Sophie realized her heart was racing, as if she were under attack when she knew, in fact, she had nothing to hide from these men. Why hadn’t she stayed in Kenmare, or grabbed her sleeping bag and gone hiking with her parents? She pulled herself out of her regrets—her fears—and grabbed the cream pitcher. “I
suppose you all are watching your cholesterol. I will another day. Right now, I want real cream in my coffee. And I’m guessing where you’re going with this. Cliff Rafferty was the first officer on the scene after the break-in, wasn’t he?”
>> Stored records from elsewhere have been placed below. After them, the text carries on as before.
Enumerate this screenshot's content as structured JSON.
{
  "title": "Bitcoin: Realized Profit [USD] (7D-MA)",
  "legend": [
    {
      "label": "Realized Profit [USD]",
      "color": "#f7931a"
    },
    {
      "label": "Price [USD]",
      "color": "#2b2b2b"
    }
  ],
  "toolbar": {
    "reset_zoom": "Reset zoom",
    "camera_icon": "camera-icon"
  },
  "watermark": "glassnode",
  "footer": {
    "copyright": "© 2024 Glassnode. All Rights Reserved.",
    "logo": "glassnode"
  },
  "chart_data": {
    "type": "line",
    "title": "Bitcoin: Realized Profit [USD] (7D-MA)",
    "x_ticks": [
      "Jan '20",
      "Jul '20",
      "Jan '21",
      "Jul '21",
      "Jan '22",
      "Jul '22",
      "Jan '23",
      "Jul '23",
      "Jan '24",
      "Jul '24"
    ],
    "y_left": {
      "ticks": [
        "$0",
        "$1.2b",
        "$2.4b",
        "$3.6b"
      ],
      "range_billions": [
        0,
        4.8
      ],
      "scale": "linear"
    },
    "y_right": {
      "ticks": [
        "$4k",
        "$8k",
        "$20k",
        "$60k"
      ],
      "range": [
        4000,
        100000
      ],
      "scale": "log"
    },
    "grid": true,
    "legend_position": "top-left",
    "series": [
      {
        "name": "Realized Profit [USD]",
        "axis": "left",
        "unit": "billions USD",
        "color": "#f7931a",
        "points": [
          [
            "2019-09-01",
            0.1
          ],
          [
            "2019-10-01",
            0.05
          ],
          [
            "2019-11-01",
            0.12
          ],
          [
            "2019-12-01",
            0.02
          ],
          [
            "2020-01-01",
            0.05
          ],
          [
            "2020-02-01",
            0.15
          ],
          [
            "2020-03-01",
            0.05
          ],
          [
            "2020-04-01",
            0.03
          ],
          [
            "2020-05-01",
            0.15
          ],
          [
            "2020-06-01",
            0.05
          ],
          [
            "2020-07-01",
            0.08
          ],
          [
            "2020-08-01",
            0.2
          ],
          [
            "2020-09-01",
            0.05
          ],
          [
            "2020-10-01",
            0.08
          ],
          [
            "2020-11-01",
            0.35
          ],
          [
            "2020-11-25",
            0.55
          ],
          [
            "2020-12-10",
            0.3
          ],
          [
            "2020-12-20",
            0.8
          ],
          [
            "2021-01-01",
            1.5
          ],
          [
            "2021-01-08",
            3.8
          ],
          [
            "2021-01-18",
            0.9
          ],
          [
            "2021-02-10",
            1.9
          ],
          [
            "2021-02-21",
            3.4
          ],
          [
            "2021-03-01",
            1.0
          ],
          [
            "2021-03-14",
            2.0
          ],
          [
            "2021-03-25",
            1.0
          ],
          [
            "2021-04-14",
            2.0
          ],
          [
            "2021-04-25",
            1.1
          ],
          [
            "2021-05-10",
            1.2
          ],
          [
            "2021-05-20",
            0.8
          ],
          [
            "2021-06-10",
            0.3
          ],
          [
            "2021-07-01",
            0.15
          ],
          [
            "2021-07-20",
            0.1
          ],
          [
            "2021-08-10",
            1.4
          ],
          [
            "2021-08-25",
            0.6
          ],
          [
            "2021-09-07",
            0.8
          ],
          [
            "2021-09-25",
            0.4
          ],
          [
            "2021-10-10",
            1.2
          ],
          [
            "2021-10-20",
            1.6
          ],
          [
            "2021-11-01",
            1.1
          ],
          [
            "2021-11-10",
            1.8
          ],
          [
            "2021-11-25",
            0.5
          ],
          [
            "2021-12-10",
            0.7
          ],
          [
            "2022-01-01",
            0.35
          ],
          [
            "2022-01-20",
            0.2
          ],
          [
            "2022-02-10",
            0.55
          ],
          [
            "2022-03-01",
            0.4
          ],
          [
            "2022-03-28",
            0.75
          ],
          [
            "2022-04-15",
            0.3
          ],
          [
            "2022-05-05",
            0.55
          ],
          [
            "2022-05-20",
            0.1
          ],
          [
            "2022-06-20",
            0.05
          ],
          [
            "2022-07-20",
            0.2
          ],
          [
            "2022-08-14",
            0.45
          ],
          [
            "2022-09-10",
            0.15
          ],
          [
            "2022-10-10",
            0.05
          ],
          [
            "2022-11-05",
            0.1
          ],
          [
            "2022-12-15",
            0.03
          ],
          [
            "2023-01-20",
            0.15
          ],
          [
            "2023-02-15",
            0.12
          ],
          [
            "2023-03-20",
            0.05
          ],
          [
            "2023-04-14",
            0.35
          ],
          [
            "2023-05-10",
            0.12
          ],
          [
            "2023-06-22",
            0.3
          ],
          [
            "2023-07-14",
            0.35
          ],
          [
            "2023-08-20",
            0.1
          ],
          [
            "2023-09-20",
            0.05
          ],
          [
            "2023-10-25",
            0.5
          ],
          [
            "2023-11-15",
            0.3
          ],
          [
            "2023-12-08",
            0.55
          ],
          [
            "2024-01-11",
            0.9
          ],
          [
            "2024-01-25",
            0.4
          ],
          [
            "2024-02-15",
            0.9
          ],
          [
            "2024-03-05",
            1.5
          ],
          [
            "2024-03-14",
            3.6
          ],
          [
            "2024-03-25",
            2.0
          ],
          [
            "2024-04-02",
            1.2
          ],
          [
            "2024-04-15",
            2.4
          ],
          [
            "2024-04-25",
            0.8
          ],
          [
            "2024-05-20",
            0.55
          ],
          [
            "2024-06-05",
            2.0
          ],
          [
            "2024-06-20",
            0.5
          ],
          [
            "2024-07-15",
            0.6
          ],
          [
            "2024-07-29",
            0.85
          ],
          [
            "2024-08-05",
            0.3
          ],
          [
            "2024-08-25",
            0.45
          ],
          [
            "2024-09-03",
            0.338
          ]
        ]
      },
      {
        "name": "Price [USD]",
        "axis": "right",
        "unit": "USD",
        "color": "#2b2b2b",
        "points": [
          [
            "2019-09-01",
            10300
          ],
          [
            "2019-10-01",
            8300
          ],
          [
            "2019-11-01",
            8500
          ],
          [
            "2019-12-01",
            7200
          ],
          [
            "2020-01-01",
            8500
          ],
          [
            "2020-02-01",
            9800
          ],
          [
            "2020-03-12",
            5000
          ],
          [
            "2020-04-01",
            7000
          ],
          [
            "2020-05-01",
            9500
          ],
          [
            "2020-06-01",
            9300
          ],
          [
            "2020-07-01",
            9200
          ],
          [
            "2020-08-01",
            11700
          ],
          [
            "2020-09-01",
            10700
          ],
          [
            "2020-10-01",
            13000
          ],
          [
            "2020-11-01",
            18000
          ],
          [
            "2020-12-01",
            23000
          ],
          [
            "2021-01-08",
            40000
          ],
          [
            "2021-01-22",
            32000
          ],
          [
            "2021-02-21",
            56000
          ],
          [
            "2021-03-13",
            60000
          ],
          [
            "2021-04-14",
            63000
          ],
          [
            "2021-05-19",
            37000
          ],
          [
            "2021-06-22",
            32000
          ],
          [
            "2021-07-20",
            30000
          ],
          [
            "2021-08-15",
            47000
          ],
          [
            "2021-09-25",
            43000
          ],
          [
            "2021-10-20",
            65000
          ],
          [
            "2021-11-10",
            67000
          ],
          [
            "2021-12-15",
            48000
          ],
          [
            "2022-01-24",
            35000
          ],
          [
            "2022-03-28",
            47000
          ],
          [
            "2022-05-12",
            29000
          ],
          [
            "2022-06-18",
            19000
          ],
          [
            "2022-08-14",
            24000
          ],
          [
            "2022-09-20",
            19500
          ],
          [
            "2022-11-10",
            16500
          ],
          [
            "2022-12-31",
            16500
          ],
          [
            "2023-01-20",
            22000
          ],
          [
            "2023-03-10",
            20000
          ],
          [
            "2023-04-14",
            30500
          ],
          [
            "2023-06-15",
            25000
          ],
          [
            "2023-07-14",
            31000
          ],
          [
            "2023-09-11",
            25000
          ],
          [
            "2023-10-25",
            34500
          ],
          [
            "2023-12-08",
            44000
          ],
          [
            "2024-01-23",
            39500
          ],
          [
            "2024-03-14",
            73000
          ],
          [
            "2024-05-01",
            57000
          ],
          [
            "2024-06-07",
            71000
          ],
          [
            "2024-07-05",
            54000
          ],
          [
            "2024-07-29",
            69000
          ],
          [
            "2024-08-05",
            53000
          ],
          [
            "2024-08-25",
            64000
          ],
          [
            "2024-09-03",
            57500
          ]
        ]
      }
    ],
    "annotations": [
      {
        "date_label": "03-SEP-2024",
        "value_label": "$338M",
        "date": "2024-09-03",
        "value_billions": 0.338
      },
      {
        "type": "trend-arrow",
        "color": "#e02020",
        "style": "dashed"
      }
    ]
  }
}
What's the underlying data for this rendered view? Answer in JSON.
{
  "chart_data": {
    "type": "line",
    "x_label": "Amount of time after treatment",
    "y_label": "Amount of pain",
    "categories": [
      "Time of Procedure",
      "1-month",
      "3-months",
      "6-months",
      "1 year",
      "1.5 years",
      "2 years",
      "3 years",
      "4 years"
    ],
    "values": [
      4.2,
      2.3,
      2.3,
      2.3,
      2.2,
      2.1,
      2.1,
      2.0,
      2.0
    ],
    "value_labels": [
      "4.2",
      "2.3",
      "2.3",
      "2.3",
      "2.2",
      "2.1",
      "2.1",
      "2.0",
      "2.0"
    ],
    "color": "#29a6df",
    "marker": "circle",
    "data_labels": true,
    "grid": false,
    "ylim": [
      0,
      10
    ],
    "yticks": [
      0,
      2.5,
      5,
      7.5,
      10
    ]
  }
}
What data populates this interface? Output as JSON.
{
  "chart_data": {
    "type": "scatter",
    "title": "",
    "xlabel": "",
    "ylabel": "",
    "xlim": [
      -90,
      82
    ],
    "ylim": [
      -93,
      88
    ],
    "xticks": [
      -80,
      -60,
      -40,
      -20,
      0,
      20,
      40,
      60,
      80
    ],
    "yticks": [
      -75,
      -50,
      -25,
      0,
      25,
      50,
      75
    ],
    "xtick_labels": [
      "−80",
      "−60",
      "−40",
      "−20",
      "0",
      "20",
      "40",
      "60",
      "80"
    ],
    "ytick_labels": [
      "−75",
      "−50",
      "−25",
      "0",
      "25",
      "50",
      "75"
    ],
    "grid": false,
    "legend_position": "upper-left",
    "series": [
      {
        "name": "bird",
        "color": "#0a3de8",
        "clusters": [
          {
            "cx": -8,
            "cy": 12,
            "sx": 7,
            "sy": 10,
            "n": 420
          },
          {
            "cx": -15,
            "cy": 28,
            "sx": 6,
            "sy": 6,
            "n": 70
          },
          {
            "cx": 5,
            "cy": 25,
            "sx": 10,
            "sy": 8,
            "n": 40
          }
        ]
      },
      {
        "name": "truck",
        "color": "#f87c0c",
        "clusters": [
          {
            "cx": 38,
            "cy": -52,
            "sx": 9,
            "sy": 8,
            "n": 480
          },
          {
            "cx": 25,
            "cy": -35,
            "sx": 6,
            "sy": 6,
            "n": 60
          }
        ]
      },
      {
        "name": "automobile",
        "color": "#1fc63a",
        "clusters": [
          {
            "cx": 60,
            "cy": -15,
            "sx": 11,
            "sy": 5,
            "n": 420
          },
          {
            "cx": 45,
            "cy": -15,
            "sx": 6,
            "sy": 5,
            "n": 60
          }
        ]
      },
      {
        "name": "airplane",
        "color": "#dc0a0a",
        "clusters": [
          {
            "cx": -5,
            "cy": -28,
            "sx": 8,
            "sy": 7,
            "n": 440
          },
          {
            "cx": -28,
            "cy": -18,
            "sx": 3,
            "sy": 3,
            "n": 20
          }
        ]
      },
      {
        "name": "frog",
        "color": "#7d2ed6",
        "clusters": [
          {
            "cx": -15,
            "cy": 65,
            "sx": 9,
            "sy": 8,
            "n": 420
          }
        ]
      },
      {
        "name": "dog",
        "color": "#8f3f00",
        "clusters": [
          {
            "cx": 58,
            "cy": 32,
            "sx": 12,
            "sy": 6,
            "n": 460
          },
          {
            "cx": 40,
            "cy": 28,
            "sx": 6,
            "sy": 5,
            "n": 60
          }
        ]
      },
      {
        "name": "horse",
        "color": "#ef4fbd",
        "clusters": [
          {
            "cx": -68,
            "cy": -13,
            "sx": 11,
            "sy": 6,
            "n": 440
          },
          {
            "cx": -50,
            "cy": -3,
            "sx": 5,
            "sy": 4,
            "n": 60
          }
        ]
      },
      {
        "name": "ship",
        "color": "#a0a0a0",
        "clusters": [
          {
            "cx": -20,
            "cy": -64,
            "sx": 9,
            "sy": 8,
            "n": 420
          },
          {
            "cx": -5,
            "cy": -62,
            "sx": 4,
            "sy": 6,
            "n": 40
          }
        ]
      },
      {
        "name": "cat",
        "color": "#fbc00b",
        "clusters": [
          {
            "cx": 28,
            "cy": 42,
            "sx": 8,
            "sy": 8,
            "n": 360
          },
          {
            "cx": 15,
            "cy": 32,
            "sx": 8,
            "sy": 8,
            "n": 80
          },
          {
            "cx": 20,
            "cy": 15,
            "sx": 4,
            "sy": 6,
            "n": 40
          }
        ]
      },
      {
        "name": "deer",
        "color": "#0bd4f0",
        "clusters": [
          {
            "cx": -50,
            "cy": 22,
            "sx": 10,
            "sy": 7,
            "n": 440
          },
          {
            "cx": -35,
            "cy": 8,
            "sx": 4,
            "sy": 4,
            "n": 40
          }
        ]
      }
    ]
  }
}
It was O’Reilly who answered. “Were you at the museum at the time?”

“No. The break-in occurred—or at least was discovered—late at night by a security guard.” She dumped cream into her mug and set down the pitcher. “I was here washing dishes and mopping floors. I didn’t find out anything until the next day.”

“No one called you?” March asked. “The Carlisles, any of the fired staff?”

“No, and I thought nothing of it at the time—nor does it bother me now, in retrospect. I was just another student. I never heard there were any indications of Celtic rituals or any Celtic symbols at the scene. No blood,” she added pointedly, her throat dry as she lifted her mug, “no skulls, broken weapons or torcs.”

“Were you already specializing in Celtic archaeology?” Scoop asked.

“Yes, I was.” She glanced at March, whose expression was impossible to read. “I remember you were here at Morrigan’s when I came into work the night after the break-in. I’d been at the museum most of the day, in the library. I told you what happened and how shocked I was.”

“I remember,” March said. He leaned closer to her, less tense and confrontational. “I remember you said you didn’t know much about nineteenth-century American painters.”

She relaxed slightly. “I still don’t.”

“It bothered you. You like knowing things.”

She smiled. “Are you suggesting I’m a bit of a know-it-all, Director March?”

“You’re curious.” He didn’t smile back at her. “You have an investigative mind. You like to tackle a problem and take it to its conclusion.”

Damn, she thought. She’d stepped right into that one. Damian knew John March better than she did and had warned her March was the master—not a man to be underestimated on any level. He’d been a street cop, a homicide detective, a lawyer and an FBI agent, and now he was the FBI director, with huge responsibilities on his shoulders.

“I stayed out of anything to do with the break-in,” she said.

“Did you sympathize with the fired staff?” O’Reilly asked.

She faced him. “Of course, but I wasn’t friends with any of them.”

O’Reilly ran a thick finger along the handle of his coffee mug. “Did you think Percy Sr. was an SOB for what he did?”

“Sure. Who wouldn’t?”

“His son,” March said. “What did he think?”

“We didn’t discuss it,” Sophie said, raising her eyes to Scoop. “As I told Detective Wisdom, Percy and I weren’t and aren’t that close.”

Scoop’s expression was unreadable. “I checked the file. You weren’t questioned by police.”

“That’s right,” she said.

O’Reilly reached for the cream pitcher. “Hell, I’m game. It’s been a bad day, and my doctor’s not here.” He poured the cream into his coffee but his cornflower-blue eyes were on Sophie. “Percy Sr. and Percy Jr. were both in Boston at the time of the break-in. The mother—Isabel Carlisle, Percy Sr.’s wife—had died the previous year. Cancer.”